Ce n'est, hélas, pas le cas de nos dirigeants, dont l'arrogance à l'égard du peuple frère libyen et du CNT n'a d'égale que la médiocrité des performances économiques que notre pays enregistre depuis longtemps. Alors que l'homme de la rue qui suivait les événements sur les chaînes de télévision satellitaires savait depuis la prise de Tripoli par les insurgés que les jours de Kadhafi et de son régime étaient comptés, nos gouvernants n'ont rien trouvé de mieux à faire que de donner asile à la famille du dictateur, pour des « raisons humanitaires », nous ont-ils assuré. Comme si les raisons humanitaires ne s'appliquaient qu'à la nomenklatura libyenne. Nous n'avons, en effet, pas entendu s'élever une seule protestation concernant les exactions commises par les troupes de Kadhafi, ni aucun appel à la retenue dans l'utilisation des armes lourdes contre les civils.
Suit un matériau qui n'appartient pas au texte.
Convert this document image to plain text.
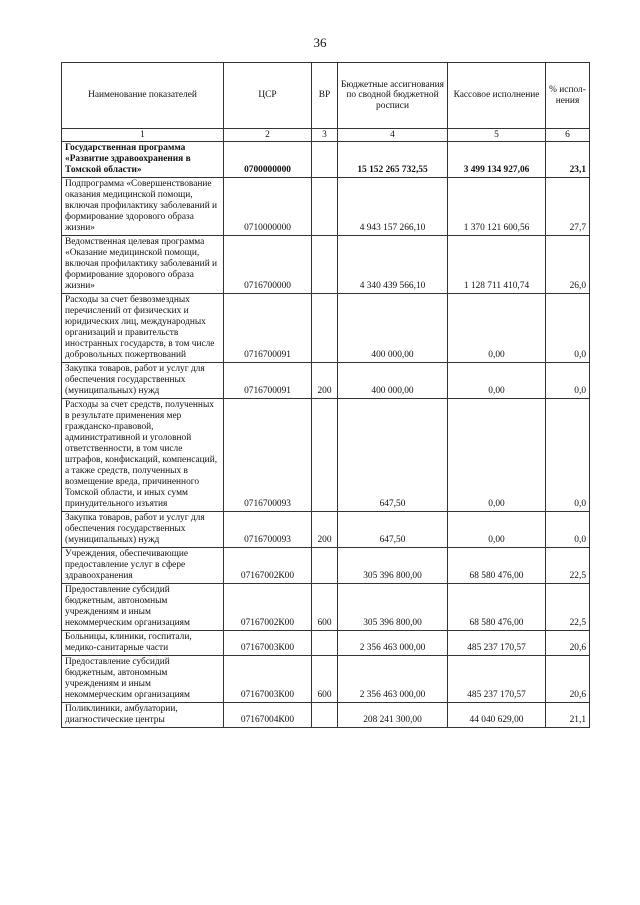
36
Наименование показателей	ЦСР	ВР	Бюджетные ассигнования по сводной бюджетной росписи	Кассовое исполнение	% испол-нения
1	2	3	4	5	6
Государственная программа «Развитие здравоохранения в Томской области»	0700000000		15 152 265 732,55	3 499 134 927,06	23,1
Подпрограмма «Совершенствование оказания медицинской помощи, включая профилактику заболеваний и формирование здорового образа жизни»	0710000000		4 943 157 266,10	1 370 121 600,56	27,7
Ведомственная целевая программа «Оказание медицинской помощи, включая профилактику заболеваний и формирование здорового образа жизни»	0716700000		4 340 439 566,10	1 128 711 410,74	26,0
Расходы за счет безвозмездных перечислений от физических и юридических лиц, международных организаций и правительств иностранных государств, в том числе добровольных пожертвований	0716700091		400 000,00	0,00	0,0
Закупка товаров, работ и услуг для обеспечения государственных (муниципальных) нужд	0716700091	200	400 000,00	0,00	0,0
Расходы за счет средств, полученных в результате применения мер гражданско-правовой, административной и уголовной ответственности, в том числе штрафов, конфискаций, компенсаций, а также средств, полученных в возмещение вреда, причиненного Томской области, и иных сумм принудительного изъятия	0716700093		647,50	0,00	0,0
Закупка товаров, работ и услуг для обеспечения государственных (муниципальных) нужд	0716700093	200	647,50	0,00	0,0
Учреждения, обеспечивающие предоставление услуг в сфере здравоохранения	07167002К00		305 396 800,00	68 580 476,00	22,5
Предоставление субсидий бюджетным, автономным учреждениям и иным некоммерческим организациям	07167002К00	600	305 396 800,00	68 580 476,00	22,5
Больницы, клиники, госпитали, медико-санитарные части	07167003К00		2 356 463 000,00	485 237 170,57	20,6
Предоставление субсидий бюджетным, автономным учреждениям и иным некоммерческим организациям	07167003К00	600	2 356 463 000,00	485 237 170,57	20,6
Поликлиники, амбулатории, диагностические центры	07167004К00		208 241 300,00	44 040 629,00	21,1
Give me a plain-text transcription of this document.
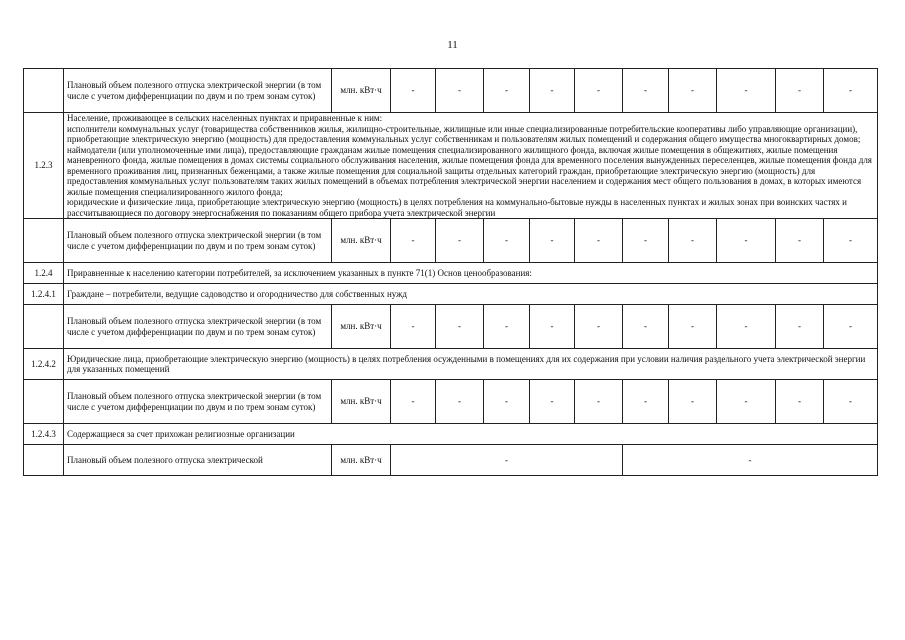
11
	Плановый объем полезного отпуска электрической энергии (в том числе с учетом дифференциации по двум и по трем зонам суток)	млн. кВт·ч	-	-	-	-	-	-	-	-	-	-
1.2.3	Население, проживающее в сельских населенных пунктах и приравненные к ним:
исполнители коммунальных услуг (товарищества собственников жилья, жилищно-строительные, жилищные или иные специализированные потребительские кооперативы либо управляющие организации), приобретающие электрическую энергию (мощность) для предоставления коммунальных услуг собственникам и пользователям жилых помещений и содержания общего имущества многоквартирных домов; наймодатели (или уполномоченные ими лица), предоставляющие гражданам жилые помещения специализированного жилищного фонда, включая жилые помещения в общежитиях, жилые помещения маневренного фонда, жилые помещения в домах системы социального обслуживания населения, жилые помещения фонда для временного поселения вынужденных переселенцев, жилые помещения фонда для временного проживания лиц, признанных беженцами, а также жилые помещения для социальной защиты отдельных категорий граждан, приобретающие электрическую энергию (мощность) для предоставления коммунальных услуг пользователям таких жилых помещений в объемах потребления электрической энергии населением и содержания мест общего пользования в домах, в которых имеются жилые помещения специализированного жилого фонда;
юридические и физические лица, приобретающие электрическую энергию (мощность) в целях потребления на коммунально-бытовые нужды в населенных пунктах и жилых зонах при воинских частях и рассчитывающиеся по договору энергоснабжения по показаниям общего прибора учета электрической энергии											

	Плановый объем полезного отпуска электрической энергии (в том числе с учетом дифференциации по двум и по трем зонам суток)	млн. кВт·ч	-	-	-	-	-	-	-	-	-	-
1.2.4	Приравненные к населению категории потребителей, за исключением указанных в пункте 71(1) Основ ценообразования:											

1.2.4.1	Граждане – потребители, ведущие садоводство и огородничество для собственных нужд											

	Плановый объем полезного отпуска электрической энергии (в том числе с учетом дифференциации по двум и по трем зонам суток)	млн. кВт·ч	-	-	-	-	-	-	-	-	-	-
1.2.4.2	Юридические лица, приобретающие электрическую энергию (мощность) в целях потребления осужденными в помещениях для их содержания при условии наличия раздельного учета электрической энергии для указанных помещений											

	Плановый объем полезного отпуска электрической энергии (в том числе с учетом дифференциации по двум и по трем зонам суток)	млн. кВт·ч	-	-	-	-	-	-	-	-	-	-
1.2.4.3	Содержащиеся за счет прихожан религиозные организации											

	Плановый объем полезного отпуска электрической	млн. кВт·ч	-					-				
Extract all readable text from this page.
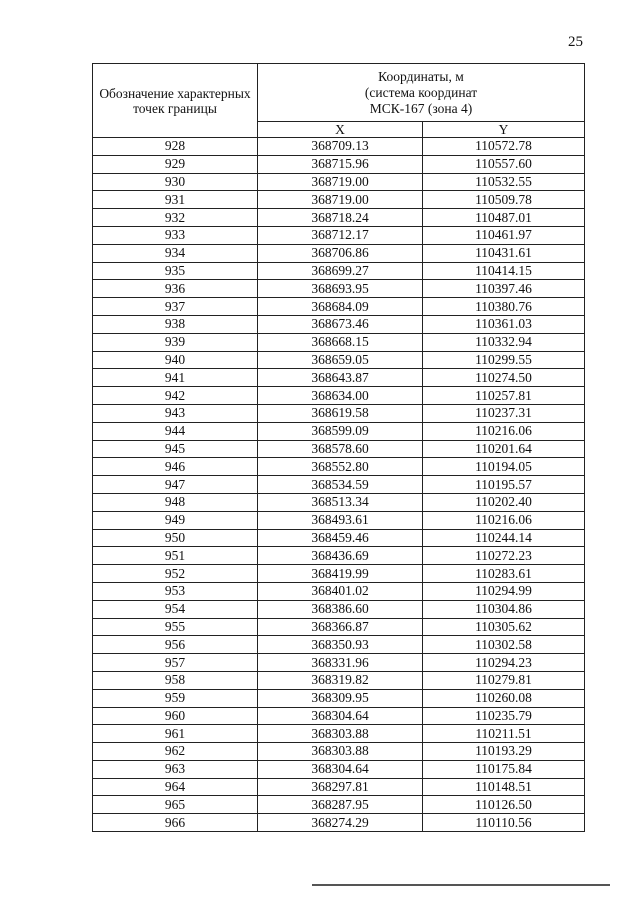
25
Обозначение характерных точек границы	Координаты, м
(система координат
МСК-167 (зона 4)	

	X	Y
928	368709.13	110572.78
929	368715.96	110557.60
930	368719.00	110532.55
931	368719.00	110509.78
932	368718.24	110487.01
933	368712.17	110461.97
934	368706.86	110431.61
935	368699.27	110414.15
936	368693.95	110397.46
937	368684.09	110380.76
938	368673.46	110361.03
939	368668.15	110332.94
940	368659.05	110299.55
941	368643.87	110274.50
942	368634.00	110257.81
943	368619.58	110237.31
944	368599.09	110216.06
945	368578.60	110201.64
946	368552.80	110194.05
947	368534.59	110195.57
948	368513.34	110202.40
949	368493.61	110216.06
950	368459.46	110244.14
951	368436.69	110272.23
952	368419.99	110283.61
953	368401.02	110294.99
954	368386.60	110304.86
955	368366.87	110305.62
956	368350.93	110302.58
957	368331.96	110294.23
958	368319.82	110279.81
959	368309.95	110260.08
960	368304.64	110235.79
961	368303.88	110211.51
962	368303.88	110193.29
963	368304.64	110175.84
964	368297.81	110148.51
965	368287.95	110126.50
966	368274.29	110110.56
La ville de Misrata a pourtant vécu le calvaire bien avant Syrte et la hargne des combattants issus de cette ville qui ont pris Kadhafi ne s'explique qu'au vu de ce qu'ils ont subi dans leur ville assiégée par les troupes du dictateur.
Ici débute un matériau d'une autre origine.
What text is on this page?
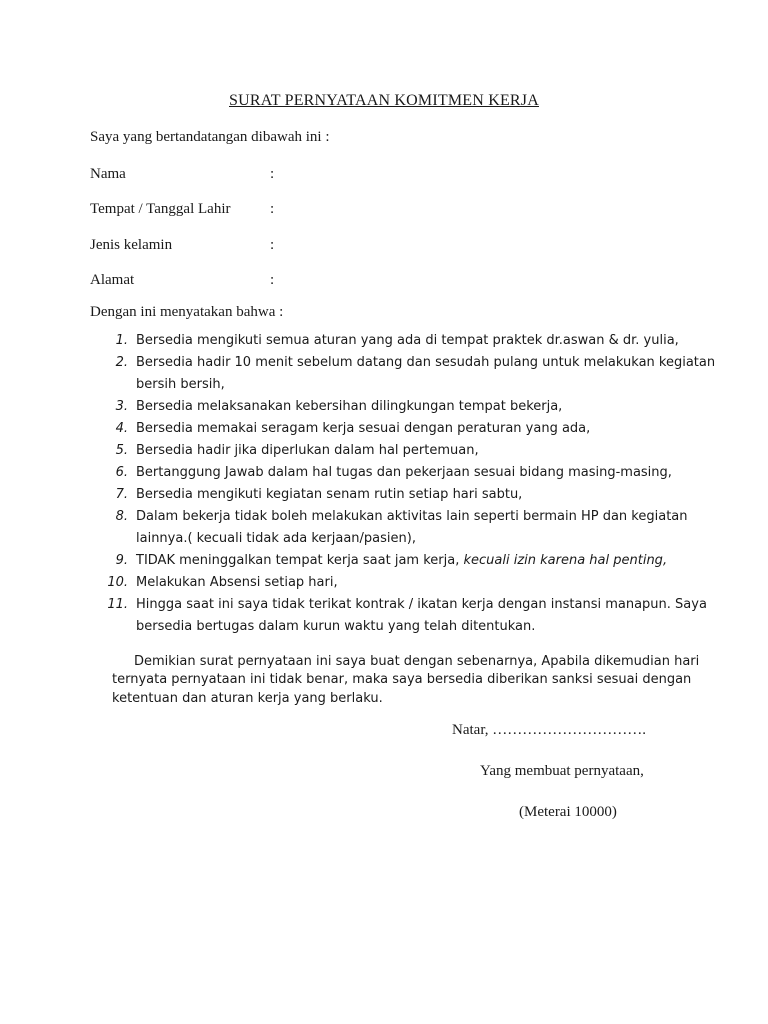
SURAT PERNYATAAN KOMITMEN KERJA
Saya yang bertandatangan dibawah ini :
Nama	:
Tempat / Tanggal Lahir	:
Jenis kelamin	:
Alamat	:
Dengan ini menyatakan bahwa :
1. Bersedia mengikuti semua aturan yang ada di tempat praktek dr.aswan & dr. yulia,
2. Bersedia hadir 10 menit sebelum datang dan sesudah pulang untuk melakukan kegiatan
bersih bersih,
3. Bersedia melaksanakan kebersihan dilingkungan tempat bekerja,
4. Bersedia memakai seragam kerja sesuai dengan peraturan yang ada,
5. Bersedia hadir jika diperlukan dalam hal pertemuan,
6. Bertanggung Jawab dalam hal tugas dan pekerjaan sesuai bidang masing-masing,
7. Bersedia mengikuti kegiatan senam rutin setiap hari sabtu,
8. Dalam bekerja tidak boleh melakukan aktivitas lain seperti bermain HP dan kegiatan
lainnya.( kecuali tidak ada kerjaan/pasien),
9. TIDAK meninggalkan tempat kerja saat jam kerja, kecuali izin karena hal penting,
10. Melakukan Absensi setiap hari,
11. Hingga saat ini saya tidak terikat kontrak / ikatan kerja dengan instansi manapun. Saya
bersedia bertugas dalam kurun waktu yang telah ditentukan.
Demikian surat pernyataan ini saya buat dengan sebenarnya, Apabila dikemudian hari
ternyata pernyataan ini tidak benar, maka saya bersedia diberikan sanksi sesuai dengan
ketentuan dan aturan kerja yang berlaku.
Natar, ………………………….
Yang membuat pernyataan,
(Meterai 10000)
Mais faut-il demander à nos dirigeants l'impossible? Car ils savent très bien que tout coup porté au despotisme dans notre région est aussi un coup porté à LEUR pouvoir despotique. Ils savent que l'échec de la dictature en Tunisie, en Egypte et en Libye est aussi leur échec. Car lorsque le vent commence à souffler et qu'un fruit pourri tombe de l'arbre, il y a fort à parier que tous les fruits pourris finiront par tomber les uns après les autres. Tout a été dit au sujet du régime médiocre et corrompu qui étouffe notre pays et nous ne fatiguerons pas le lecteur en énumérant encore une fois toutes les tares de ce régime obsolète. Nous osons espérer, cependant, que la raison l'emporte et que, dans un sursaut de dignité, ceux qui se considèrent comme l'élite dirigeante dans notre pays fassent le grand ménage et ouvrent grand les portes afin d'aérer la maison et chasser l'odeur de pourriture et de mort qui l'habite. Nous osons espérer que dans ce pays qui a vu tant de générations lutter pied à pied contre ceux qui voulaient les asservir, mais qui a aussi vu tant de générations accepter le joug sans réagir, il y a encore suffisamment d'hommes et de femmes dignes pour répondre à l'appel du destin et mettre un terme à l'indignité et l'humiliation.